Heathen Disco Music Reviews #0159 (January 9, 2026)

Temper it: Emily Robb, Charles Tyler, Cemento, more

To all who aren’t certain, it is possible, maybe even preferable to hold multiple thoughts at once. Channel your anger into the moment and let the music temper your steel into an instrument of justice.

Next few newsletters will be me working on clearing the backlog of records sent. Please keep adding to it:

PO Box 25717 Chicago IL 60625 USA

EMILY ROBB Soundtrack to The Space Between Attack and Decay LP (Petty Bunco)

out January 23rd

There are enough revelatory examples of musicians making solo guitar work for them, but Emily Robb’s work in this space is the most satisfying examples we have out there, quite simply because it is so deeply rooted in the best and grittiest rock music we have. Both of her previous solo albums, and the tapes, CD-Rs, collaborations and downloads that bridge them, find a player that is really indebted to maximalist, uncorked burn in a way that feels forward and righteously liberating, but also gives the impression that she is just warming up.

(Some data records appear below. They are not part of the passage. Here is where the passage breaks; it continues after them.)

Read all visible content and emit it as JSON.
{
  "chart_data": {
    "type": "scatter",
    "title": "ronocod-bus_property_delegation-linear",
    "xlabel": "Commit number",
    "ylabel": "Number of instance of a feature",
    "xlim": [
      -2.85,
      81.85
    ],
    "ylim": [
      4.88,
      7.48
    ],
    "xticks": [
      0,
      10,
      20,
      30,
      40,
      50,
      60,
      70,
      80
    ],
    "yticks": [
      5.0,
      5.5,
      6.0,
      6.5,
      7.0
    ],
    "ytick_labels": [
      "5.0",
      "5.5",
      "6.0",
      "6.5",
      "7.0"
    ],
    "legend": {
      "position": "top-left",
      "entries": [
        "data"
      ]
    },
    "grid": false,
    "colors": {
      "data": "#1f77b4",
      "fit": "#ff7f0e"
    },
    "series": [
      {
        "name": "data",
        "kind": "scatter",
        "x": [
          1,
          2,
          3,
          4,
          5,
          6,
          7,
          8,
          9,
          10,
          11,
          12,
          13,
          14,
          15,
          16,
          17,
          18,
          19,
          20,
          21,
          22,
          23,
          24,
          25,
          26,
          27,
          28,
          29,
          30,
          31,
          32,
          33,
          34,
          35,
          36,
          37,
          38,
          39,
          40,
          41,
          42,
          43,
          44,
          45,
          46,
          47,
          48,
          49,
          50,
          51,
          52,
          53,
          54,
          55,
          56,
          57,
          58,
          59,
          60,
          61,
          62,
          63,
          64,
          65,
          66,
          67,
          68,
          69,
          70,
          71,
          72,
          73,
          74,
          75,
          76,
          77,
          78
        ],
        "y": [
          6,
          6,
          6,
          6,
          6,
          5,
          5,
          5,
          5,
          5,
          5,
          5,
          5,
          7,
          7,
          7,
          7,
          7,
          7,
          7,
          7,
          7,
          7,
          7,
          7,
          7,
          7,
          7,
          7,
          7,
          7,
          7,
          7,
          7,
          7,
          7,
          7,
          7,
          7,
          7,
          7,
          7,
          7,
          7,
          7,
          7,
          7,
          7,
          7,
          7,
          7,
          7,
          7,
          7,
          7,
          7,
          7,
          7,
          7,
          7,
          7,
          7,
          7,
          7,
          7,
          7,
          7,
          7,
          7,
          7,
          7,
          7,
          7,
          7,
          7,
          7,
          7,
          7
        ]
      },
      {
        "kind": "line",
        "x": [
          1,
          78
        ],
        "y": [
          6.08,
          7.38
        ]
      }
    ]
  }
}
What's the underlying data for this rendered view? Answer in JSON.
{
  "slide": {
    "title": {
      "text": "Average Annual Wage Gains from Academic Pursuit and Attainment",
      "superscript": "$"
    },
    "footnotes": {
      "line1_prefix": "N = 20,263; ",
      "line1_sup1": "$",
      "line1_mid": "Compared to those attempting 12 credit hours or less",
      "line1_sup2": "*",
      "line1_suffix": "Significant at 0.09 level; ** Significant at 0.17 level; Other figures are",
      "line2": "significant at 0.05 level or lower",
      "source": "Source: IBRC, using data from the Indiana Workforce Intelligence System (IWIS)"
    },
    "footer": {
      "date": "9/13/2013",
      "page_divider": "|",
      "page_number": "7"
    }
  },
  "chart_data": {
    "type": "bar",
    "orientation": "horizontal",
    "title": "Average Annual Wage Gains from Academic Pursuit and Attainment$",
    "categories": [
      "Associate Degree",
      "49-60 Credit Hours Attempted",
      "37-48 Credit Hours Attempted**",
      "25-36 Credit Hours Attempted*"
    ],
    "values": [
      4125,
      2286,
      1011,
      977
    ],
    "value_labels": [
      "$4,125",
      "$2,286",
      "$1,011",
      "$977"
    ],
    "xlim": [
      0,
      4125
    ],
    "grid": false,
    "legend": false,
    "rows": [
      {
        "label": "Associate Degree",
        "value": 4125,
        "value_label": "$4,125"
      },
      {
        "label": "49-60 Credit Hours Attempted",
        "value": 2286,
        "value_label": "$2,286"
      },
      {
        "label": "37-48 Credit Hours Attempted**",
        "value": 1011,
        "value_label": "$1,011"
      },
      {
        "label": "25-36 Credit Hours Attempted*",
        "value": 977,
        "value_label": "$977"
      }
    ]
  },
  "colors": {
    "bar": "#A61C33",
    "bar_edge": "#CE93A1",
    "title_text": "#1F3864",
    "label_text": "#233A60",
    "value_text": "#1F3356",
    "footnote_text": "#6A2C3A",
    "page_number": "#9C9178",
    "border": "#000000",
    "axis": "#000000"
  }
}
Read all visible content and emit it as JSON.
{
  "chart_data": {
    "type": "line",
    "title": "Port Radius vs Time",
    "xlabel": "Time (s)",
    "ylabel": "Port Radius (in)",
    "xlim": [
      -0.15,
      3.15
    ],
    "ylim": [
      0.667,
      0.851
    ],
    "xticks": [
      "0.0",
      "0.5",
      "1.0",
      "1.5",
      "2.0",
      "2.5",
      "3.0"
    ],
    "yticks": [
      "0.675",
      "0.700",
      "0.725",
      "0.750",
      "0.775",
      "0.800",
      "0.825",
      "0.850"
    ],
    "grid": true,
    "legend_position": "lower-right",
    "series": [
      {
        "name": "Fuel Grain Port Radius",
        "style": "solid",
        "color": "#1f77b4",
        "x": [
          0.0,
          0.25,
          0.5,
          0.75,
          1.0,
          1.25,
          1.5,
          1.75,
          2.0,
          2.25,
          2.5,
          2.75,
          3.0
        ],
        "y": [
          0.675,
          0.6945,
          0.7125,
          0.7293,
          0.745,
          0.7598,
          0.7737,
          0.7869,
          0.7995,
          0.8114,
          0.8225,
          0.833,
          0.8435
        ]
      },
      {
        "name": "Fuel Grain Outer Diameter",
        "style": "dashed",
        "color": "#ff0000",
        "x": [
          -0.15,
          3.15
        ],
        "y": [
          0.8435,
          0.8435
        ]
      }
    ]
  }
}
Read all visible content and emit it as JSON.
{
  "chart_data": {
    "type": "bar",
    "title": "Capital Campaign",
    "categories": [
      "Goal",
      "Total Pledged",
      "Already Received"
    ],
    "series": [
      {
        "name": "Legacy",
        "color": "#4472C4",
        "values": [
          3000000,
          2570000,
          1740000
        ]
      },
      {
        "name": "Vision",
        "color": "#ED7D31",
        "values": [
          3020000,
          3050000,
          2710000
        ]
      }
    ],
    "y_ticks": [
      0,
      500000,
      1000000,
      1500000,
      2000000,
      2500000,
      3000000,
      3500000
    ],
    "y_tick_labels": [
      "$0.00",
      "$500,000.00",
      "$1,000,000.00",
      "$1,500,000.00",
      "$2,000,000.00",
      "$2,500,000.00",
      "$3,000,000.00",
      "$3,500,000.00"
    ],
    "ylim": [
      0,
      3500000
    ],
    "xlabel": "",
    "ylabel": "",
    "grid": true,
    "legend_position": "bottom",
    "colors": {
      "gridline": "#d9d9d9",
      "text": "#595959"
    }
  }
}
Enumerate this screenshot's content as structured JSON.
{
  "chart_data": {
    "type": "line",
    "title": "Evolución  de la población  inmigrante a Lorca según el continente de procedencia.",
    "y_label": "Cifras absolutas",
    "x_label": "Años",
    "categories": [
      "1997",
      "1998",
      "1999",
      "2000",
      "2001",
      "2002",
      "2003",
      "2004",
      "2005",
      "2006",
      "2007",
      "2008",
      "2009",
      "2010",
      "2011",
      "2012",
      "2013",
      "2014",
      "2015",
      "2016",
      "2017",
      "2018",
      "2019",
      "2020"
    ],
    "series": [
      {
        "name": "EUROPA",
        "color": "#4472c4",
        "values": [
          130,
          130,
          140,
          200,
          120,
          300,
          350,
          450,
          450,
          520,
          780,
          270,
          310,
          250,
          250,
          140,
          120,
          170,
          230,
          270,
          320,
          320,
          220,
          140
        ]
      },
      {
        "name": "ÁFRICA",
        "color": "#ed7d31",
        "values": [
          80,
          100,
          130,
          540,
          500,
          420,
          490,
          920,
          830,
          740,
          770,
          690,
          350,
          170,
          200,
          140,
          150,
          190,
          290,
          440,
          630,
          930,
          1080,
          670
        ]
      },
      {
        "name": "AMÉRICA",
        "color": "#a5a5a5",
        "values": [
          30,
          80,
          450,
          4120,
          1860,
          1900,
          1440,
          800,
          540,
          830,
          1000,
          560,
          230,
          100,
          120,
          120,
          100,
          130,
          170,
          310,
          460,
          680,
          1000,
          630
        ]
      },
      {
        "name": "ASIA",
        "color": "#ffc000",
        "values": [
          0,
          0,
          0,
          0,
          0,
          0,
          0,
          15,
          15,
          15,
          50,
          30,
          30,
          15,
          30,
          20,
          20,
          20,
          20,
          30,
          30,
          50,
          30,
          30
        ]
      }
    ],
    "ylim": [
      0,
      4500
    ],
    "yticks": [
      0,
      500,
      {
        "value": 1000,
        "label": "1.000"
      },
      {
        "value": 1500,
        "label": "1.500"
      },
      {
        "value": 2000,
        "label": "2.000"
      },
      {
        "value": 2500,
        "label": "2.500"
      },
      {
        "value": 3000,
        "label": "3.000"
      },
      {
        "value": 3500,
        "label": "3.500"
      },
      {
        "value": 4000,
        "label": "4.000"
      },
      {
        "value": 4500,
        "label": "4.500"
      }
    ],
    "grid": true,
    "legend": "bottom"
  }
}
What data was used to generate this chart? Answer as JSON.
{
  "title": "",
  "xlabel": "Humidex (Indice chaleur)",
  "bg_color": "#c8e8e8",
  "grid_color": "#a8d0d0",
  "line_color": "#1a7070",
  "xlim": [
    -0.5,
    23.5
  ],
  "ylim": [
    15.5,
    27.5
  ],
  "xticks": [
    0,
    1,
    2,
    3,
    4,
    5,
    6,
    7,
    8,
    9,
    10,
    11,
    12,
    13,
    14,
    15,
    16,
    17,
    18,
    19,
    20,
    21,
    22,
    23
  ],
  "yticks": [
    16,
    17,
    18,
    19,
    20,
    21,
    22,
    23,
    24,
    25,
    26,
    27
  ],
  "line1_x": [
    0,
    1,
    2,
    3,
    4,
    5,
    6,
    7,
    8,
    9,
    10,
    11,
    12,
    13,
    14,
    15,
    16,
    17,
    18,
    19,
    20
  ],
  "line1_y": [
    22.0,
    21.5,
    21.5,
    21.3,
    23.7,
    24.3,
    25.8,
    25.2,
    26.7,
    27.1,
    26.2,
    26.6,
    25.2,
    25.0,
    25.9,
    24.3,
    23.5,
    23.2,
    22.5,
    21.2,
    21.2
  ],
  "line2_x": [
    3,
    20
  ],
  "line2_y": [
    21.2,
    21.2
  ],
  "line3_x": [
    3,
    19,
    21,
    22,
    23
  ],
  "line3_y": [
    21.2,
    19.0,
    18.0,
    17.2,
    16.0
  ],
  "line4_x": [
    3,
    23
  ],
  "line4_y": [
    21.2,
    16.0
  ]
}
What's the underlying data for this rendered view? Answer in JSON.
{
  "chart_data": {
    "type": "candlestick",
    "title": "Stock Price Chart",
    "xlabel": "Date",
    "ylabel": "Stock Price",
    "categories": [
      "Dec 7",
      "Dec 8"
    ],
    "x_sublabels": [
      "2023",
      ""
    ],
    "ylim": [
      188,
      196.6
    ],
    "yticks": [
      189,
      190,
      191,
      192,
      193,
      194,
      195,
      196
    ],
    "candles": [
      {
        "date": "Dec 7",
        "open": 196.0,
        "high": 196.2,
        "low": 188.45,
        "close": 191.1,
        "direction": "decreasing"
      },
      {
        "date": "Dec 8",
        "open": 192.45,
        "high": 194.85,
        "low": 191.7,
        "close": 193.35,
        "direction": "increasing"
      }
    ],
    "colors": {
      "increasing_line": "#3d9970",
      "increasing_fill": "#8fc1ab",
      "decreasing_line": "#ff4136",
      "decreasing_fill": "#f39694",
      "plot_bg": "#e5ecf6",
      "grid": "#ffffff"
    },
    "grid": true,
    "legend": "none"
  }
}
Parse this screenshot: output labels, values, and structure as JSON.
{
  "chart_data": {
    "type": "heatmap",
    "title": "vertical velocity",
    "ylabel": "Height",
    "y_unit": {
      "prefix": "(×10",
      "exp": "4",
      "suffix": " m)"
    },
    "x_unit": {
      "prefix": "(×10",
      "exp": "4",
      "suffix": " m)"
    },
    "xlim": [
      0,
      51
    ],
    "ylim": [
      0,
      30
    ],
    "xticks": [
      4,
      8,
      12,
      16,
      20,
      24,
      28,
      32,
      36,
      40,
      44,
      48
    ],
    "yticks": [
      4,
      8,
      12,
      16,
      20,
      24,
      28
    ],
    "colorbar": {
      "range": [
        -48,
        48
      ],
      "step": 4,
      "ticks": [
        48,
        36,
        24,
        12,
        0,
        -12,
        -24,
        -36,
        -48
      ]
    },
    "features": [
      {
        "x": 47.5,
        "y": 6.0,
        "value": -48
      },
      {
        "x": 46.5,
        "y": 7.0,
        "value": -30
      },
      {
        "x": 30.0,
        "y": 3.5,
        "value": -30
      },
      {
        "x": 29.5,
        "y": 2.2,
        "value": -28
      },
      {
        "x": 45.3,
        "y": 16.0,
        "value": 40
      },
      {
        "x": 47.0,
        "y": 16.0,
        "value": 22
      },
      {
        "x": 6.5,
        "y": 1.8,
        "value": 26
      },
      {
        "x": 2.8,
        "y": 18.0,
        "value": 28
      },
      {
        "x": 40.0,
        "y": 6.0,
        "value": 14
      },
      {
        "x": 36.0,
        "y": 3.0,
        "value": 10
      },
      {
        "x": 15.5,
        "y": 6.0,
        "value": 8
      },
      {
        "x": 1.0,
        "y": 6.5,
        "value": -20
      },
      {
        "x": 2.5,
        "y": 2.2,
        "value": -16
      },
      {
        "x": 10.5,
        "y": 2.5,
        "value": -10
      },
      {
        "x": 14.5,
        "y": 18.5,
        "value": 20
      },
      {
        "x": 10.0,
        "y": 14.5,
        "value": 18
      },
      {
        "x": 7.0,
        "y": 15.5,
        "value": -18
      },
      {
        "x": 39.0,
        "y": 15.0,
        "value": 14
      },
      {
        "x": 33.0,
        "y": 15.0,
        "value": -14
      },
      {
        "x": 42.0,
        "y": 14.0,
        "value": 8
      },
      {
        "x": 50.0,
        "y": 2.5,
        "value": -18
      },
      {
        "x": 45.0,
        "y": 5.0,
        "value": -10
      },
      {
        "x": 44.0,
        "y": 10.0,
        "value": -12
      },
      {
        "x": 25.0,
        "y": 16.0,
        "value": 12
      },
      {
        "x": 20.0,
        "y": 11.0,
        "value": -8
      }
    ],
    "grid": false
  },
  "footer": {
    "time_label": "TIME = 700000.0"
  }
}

This soundtrack to a short film by Jessica Kourkounis represents her widest vistas yet, another set of levels to play off of through glimpses of acoustic rhythms and leads, vocals, drums, bass, trumpet and piano, in instrumental tracks that sketch characters and intent felt even without the movie. Hearing her rip into Spanish-influenced mandolino style longing and carrying that motif from the subtle ballad it begins with into full on Doug Yule-meets-Hasil Adkins electric riffin’ via the score to Repo Man feels even bigger than the triumph it portends across the suite on side A. Flip it over and you get a better perspective on that block of feedback she’s been carving over the years. Both sides feature that trademark hint of unsteadiness that becomes part of her style, finding ways to both keep the beat and riff around it. Not much else to say, except that a new level is opening up, and it'd be a shame to let it go unrecognized (a new quartet lineup, with members of Writhing Squares and Heavenly Bodies, looks to firm that one up even more).